Marty Brown is a Gen Y Renaissance man.
Skilled at running a contemporary bistro, crafting exquisite objects, creating music and film and developing brand strategies, he firmly believes that it is natural for humans to have expertise in numerous areas. Together with Raffaele Persichetti, Marty is the brains and brawn behind Holloway—a contemporary bohemian hub on Hardgrave Road.
The shopfront is typical 1930s—dark timber and glass. A clever sculpture of piano keys makes a window above the door, and the quirky handmade theme continues inside. Holloway operates as a restaurant on Friday and Saturday nights, welcoming diners into its charming dining room or alfresco in the Summer breeze (our choice).
We settle in to peruse the menu, which reads like a travelogue.
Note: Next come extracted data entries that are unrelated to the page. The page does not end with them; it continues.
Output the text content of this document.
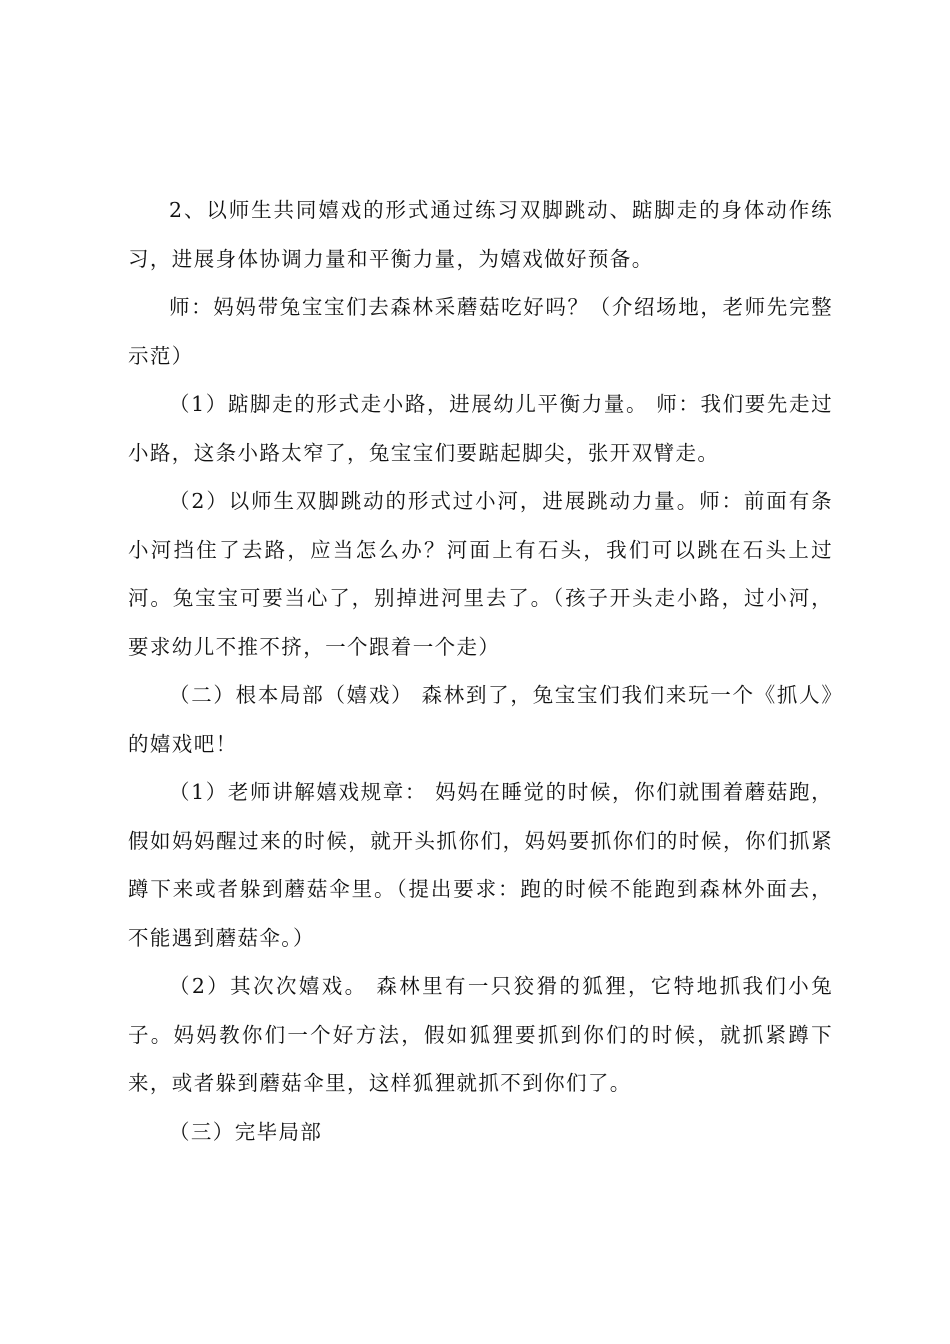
2、以师生共同嬉戏的形式通过练习双脚跳动、踮脚走的身体动作练习，进展身体协调力量和平衡力量，为嬉戏做好预备。

师：妈妈带兔宝宝们去森林采蘑菇吃好吗？（介绍场地，老师先完整示范）

（1）踮脚走的形式走小路，进展幼儿平衡力量。 师：我们要先走过小路，这条小路太窄了，兔宝宝们要踮起脚尖，张开双臂走。

（2）以师生双脚跳动的形式过小河，进展跳动力量。师：前面有条小河挡住了去路，应当怎么办？河面上有石头，我们可以跳在石头上过河。兔宝宝可要当心了，别掉进河里去了。（孩子开头走小路，过小河，要求幼儿不推不挤，一个跟着一个走）

（二）根本局部（嬉戏） 森林到了，兔宝宝们我们来玩一个《抓人》的嬉戏吧！

（1）老师讲解嬉戏规章： 妈妈在睡觉的时候，你们就围着蘑菇跑，假如妈妈醒过来的时候，就开头抓你们，妈妈要抓你们的时候，你们抓紧蹲下来或者躲到蘑菇伞里。（提出要求：跑的时候不能跑到森林外面去，不能遇到蘑菇伞。）

（2）其次次嬉戏。 森林里有一只狡猾的狐狸，它特地抓我们小兔子。妈妈教你们一个好方法，假如狐狸要抓到你们的时候，就抓紧蹲下来，或者躲到蘑菇伞里，这样狐狸就抓不到你们了。

（三）完毕局部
It is seasonal, and meals are listed according to their style or place of origin; the entrees are oysters from Kangaroo Island, lemongrass charcoal grilled pork collar (Vietnam to Indonesia), and a salad of fresh buffalo mozzarella from Italy. There is pizza too, and Marty tells us the dough was made at 10am to be perfect for evening dining. We share a pizza as a starter, with salami, buffalo mozzarella (getting the best of both worlds), parmesan and basil. The base is thin yet solidly chewy and the topping well balanced with meat, cheese and seasoning. Joining pizza on the Secondo menu are ravioli, salmon, and a Tasmanian t-bone.
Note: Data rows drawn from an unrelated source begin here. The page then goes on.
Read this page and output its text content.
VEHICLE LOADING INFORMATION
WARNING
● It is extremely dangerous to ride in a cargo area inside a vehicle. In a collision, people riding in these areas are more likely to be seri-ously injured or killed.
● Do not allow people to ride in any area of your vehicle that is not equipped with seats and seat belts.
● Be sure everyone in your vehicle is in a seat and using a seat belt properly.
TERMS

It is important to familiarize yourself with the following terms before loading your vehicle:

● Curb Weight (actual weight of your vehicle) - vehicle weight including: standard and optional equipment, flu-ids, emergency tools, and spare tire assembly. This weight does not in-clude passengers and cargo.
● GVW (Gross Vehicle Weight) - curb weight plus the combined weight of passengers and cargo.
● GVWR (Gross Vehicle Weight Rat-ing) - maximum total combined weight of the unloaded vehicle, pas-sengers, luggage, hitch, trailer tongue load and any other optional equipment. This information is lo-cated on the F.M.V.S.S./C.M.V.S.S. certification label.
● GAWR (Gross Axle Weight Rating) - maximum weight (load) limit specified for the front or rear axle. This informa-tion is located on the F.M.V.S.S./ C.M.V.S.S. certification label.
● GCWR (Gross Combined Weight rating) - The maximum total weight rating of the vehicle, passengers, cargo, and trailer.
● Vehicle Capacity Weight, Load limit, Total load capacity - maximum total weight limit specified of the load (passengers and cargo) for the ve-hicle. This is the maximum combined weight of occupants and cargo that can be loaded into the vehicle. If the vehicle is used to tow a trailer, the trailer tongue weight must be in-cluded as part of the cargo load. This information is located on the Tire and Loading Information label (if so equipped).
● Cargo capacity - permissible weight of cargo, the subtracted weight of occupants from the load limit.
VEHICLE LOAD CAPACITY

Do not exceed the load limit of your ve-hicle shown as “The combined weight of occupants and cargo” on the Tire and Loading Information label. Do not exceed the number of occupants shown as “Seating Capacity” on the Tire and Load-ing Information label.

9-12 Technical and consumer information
The distinctive taste of the ravioli is magnificent—delicate pasta pillows filled with ricotta and goat curd spread across the plate, lightly covered with mint and lemon sage. This is seriously fine Italian food made to a very high standard, apparently at 4pm to be precise for the evening. Marty must have constructed a time/space contraption behind the mysterious kitchen doors, because it seems as if the food is arriving directly from around the world. Our salmon is named ‘Pacific to Japan’, and tastes like it. A sumptuous salmon steak falls apart on the plate and in the mouth, teamed up with spicy wombok salsa and creamy smoked chilli mayonnaise.
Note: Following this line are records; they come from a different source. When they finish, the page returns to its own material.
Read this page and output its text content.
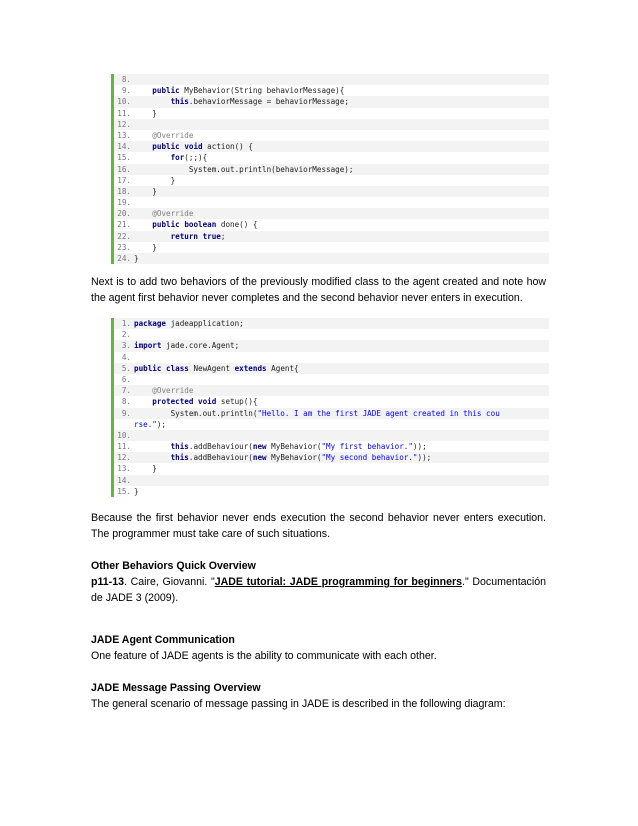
8.
9.	public MyBehavior(String behaviorMessage){
10.	this.behaviorMessage = behaviorMessage;
11.    }
12.
13.	@Override
14.	public void action() {
15.	for(;;){
16.            System.out.println(behaviorMessage);
17.        }
18.    }
19.
20.	@Override
21.	public boolean done() {
22.	return true;
23.    }
24. }

Next is to add two behaviors of the previously modified class to the agent created and note how the agent first behavior never completes and the second behavior never enters in execution.

1. package jadeapplication;
2.
3. import jade.core.Agent;
4.
5. public class NewAgent extends Agent{
6.
7.	@Override
8.	protected void setup(){
9.        System.out.println("Hello. I am the first JADE agent created in this cou
rse.");
10.
11.	this.addBehaviour(new MyBehavior("My first behavior."));
12.	this.addBehaviour(new MyBehavior("My second behavior."));
13.    }
14.
15. }

Because the first behavior never ends execution the second behavior never enters execution. The programmer must take care of such situations.

Other Behaviors Quick Overview

p11-13. Caire, Giovanni. "JADE tutorial: JADE programming for beginners." Documentación de JADE 3 (2009).

JADE Agent Communication

One feature of JADE agents is the ability to communicate with each other.

JADE Message Passing Overview

The general scenario of message passing in JADE is described in the following diagram:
Paris is the destination for the `Gâteau au Chocolat’ dessert: a hazelnut and dark chocolate cake. Even with my indelible sweet tooth, I was unable to conquer the deeply rich flavours and fudge-like density of the gâteau. The other dessert is a fresh seasonal fruit platter, which looks popular around the other tables. Returning to the bar in the dining room, I notice an exquisite display of non-food wares: glasses and watches made from timbers, stone and metals and leather goods. The multi-talented Holloway duo is creating marvellous objects and experiences, worthy of Leonardo da Vinci himself.